When Editors Attack
For what it’s worth, I do think the each other/one another distinction is pointless. If anyone gives you trouble about this, say I said it was OK.
For what it’s worth, I do think the each other/one another distinction is pointless. If anyone gives you trouble about this, say I said it was OK.
This distinction seems real to me. It would throw me off to read “The whole crowd loved each other” or “Walter and Batty agreed to perform lobotomies on one another”. I would have to stop and figure out the grammar before I could deal with the content.
Ethan
But do you think that’s a useful distinction to have in your mind between the two terms? Obviously nothing in language is objectively true, these are squiggles on a screen invented by humans who determine the rules by which they operate (OK, I’ve heard there’s some evidence that certain precepts of grammar are hardwired into the human brain but let’s handwave that for the moment)—so does enforcing that distinction contribute to comprehensibility in any way?
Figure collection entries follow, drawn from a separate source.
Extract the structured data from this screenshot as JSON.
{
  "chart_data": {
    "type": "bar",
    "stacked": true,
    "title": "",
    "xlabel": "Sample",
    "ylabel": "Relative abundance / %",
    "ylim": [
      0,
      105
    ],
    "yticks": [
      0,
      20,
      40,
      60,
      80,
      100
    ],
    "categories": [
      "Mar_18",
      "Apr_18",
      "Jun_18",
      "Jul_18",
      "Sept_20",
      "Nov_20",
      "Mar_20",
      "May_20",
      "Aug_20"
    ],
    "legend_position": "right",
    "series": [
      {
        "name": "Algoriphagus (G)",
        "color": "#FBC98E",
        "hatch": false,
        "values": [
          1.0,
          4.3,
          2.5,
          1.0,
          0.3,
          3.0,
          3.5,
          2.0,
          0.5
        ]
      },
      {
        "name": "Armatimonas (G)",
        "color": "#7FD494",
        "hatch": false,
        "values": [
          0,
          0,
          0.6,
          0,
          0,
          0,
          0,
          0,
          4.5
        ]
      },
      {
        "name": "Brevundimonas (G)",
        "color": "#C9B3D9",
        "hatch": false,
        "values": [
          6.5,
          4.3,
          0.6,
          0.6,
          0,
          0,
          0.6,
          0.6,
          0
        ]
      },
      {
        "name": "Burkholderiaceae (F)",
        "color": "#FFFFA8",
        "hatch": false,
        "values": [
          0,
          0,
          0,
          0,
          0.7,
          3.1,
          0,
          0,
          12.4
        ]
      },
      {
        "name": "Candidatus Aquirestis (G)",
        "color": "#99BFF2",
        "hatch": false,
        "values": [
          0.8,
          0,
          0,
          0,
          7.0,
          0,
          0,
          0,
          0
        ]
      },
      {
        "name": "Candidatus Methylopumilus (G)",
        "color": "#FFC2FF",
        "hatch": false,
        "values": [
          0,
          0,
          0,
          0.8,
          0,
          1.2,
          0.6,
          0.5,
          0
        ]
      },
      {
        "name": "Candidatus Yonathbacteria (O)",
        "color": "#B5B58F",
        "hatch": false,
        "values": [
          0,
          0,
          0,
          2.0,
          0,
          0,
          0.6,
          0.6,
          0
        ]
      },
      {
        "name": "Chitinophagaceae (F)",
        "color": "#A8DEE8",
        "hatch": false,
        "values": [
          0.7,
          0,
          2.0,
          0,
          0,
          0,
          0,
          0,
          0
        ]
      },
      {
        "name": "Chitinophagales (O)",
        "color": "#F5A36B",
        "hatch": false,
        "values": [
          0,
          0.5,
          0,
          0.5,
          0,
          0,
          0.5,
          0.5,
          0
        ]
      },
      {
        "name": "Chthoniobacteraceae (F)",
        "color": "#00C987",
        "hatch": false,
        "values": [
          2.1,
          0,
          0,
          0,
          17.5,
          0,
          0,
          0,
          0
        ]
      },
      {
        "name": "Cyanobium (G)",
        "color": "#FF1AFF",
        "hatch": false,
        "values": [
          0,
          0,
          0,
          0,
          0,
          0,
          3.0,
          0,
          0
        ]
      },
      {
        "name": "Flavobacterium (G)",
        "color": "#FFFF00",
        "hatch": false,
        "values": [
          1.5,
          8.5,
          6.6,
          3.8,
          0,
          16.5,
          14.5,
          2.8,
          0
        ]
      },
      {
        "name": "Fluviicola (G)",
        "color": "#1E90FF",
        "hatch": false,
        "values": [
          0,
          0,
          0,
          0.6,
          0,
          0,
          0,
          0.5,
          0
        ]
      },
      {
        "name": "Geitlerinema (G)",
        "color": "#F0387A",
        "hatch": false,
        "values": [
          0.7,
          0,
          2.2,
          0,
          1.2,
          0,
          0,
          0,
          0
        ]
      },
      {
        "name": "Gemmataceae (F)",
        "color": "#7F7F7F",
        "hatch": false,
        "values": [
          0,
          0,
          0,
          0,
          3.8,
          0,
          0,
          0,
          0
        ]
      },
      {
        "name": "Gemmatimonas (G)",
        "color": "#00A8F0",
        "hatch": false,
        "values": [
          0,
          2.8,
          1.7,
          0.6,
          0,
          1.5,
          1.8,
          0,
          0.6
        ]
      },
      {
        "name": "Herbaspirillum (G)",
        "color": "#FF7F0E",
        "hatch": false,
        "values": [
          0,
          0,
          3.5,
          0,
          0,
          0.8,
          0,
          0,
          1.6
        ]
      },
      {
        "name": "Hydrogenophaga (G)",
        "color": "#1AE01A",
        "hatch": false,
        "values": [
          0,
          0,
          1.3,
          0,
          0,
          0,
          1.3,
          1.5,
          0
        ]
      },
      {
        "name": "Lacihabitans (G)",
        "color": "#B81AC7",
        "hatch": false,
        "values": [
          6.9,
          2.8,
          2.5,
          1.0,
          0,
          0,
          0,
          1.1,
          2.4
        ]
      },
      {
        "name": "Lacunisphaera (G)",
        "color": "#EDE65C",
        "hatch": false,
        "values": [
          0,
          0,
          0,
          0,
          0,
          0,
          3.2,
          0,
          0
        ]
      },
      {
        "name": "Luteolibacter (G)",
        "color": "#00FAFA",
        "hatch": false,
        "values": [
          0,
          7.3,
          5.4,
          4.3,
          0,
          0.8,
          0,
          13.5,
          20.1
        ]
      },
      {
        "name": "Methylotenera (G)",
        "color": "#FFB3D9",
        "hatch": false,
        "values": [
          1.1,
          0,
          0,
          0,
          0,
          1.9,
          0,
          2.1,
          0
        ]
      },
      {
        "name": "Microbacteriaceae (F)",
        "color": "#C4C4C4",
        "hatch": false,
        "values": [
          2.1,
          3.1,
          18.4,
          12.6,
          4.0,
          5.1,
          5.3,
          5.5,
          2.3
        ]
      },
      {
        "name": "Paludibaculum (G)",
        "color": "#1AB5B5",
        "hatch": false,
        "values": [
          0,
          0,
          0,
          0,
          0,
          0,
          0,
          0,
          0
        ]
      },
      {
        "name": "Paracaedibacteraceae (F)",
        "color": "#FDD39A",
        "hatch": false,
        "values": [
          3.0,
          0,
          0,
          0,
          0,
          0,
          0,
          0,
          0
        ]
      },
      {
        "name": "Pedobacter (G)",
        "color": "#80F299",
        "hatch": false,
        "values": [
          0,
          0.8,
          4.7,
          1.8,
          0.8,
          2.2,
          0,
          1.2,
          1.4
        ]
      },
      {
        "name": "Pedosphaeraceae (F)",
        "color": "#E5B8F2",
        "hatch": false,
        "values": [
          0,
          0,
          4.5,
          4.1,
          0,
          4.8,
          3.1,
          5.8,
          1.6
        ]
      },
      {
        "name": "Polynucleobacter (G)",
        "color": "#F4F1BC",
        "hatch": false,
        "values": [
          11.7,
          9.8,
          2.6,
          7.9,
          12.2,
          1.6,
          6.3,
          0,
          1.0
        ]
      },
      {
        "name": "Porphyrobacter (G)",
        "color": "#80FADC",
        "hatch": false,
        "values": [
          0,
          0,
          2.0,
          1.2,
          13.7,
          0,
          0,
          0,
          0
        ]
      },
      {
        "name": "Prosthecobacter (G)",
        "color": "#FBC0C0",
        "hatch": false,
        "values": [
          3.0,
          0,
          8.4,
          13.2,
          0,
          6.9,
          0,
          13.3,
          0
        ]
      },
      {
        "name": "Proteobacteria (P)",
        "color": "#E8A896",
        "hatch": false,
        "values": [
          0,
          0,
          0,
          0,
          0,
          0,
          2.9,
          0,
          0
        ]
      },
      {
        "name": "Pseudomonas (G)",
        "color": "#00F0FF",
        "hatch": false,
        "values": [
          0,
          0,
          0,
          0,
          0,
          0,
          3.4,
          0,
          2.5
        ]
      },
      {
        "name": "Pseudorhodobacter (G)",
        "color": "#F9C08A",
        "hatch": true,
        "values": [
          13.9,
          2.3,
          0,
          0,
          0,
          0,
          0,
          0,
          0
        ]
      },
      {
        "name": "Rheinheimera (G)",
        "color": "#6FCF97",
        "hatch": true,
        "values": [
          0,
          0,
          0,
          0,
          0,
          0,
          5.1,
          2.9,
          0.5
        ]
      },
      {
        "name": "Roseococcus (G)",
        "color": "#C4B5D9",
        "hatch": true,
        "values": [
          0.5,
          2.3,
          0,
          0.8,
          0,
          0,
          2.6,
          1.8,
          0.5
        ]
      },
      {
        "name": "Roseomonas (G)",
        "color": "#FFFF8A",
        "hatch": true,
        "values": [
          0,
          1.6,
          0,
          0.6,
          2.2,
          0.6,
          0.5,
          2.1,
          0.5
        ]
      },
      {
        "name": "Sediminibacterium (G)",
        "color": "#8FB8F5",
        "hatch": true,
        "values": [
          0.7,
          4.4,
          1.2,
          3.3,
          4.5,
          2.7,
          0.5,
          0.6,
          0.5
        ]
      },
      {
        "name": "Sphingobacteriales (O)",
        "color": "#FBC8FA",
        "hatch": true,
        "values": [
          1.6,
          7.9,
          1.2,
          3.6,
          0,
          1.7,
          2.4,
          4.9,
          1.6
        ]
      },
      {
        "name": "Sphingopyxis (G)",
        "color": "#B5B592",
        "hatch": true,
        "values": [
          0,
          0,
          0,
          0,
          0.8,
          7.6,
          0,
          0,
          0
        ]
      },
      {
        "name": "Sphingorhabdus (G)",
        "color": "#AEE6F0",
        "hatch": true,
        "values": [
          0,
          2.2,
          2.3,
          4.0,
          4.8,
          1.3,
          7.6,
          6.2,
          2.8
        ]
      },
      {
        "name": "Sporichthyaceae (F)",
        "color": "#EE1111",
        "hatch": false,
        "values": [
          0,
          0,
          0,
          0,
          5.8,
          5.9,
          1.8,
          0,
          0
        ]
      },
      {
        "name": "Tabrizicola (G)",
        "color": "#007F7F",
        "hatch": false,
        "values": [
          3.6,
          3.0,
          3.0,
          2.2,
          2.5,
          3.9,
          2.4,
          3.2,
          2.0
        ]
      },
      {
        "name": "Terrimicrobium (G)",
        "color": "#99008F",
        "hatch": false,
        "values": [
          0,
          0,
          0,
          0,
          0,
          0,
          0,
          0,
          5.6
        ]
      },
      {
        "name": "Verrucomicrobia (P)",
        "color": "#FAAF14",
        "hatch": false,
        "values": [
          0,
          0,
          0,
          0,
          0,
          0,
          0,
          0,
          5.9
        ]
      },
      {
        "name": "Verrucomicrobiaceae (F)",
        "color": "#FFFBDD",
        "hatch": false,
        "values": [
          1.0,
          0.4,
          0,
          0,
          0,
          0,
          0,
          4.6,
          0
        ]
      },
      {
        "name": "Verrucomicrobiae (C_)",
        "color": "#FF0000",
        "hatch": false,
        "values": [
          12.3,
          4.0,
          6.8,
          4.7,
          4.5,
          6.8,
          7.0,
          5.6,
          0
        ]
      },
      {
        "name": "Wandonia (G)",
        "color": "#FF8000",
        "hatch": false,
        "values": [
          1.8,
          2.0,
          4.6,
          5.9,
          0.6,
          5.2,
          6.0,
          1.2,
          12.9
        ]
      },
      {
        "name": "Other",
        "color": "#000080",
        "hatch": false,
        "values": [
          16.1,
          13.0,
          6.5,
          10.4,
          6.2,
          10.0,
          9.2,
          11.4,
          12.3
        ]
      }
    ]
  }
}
I would argue it doesn’t, as it does to, say, enforce a distinction between “literally” and “figuratively.”
“The whole crowd loved each other” throws me off because I would have interpreted “the whole crowd” as a singular. I would probably ask the author to reword that (or, being realistic, do it myself). “Walter and Batty agreed to perform lobotomies on one another” reads fine to me—in terms of the grammar, anyway.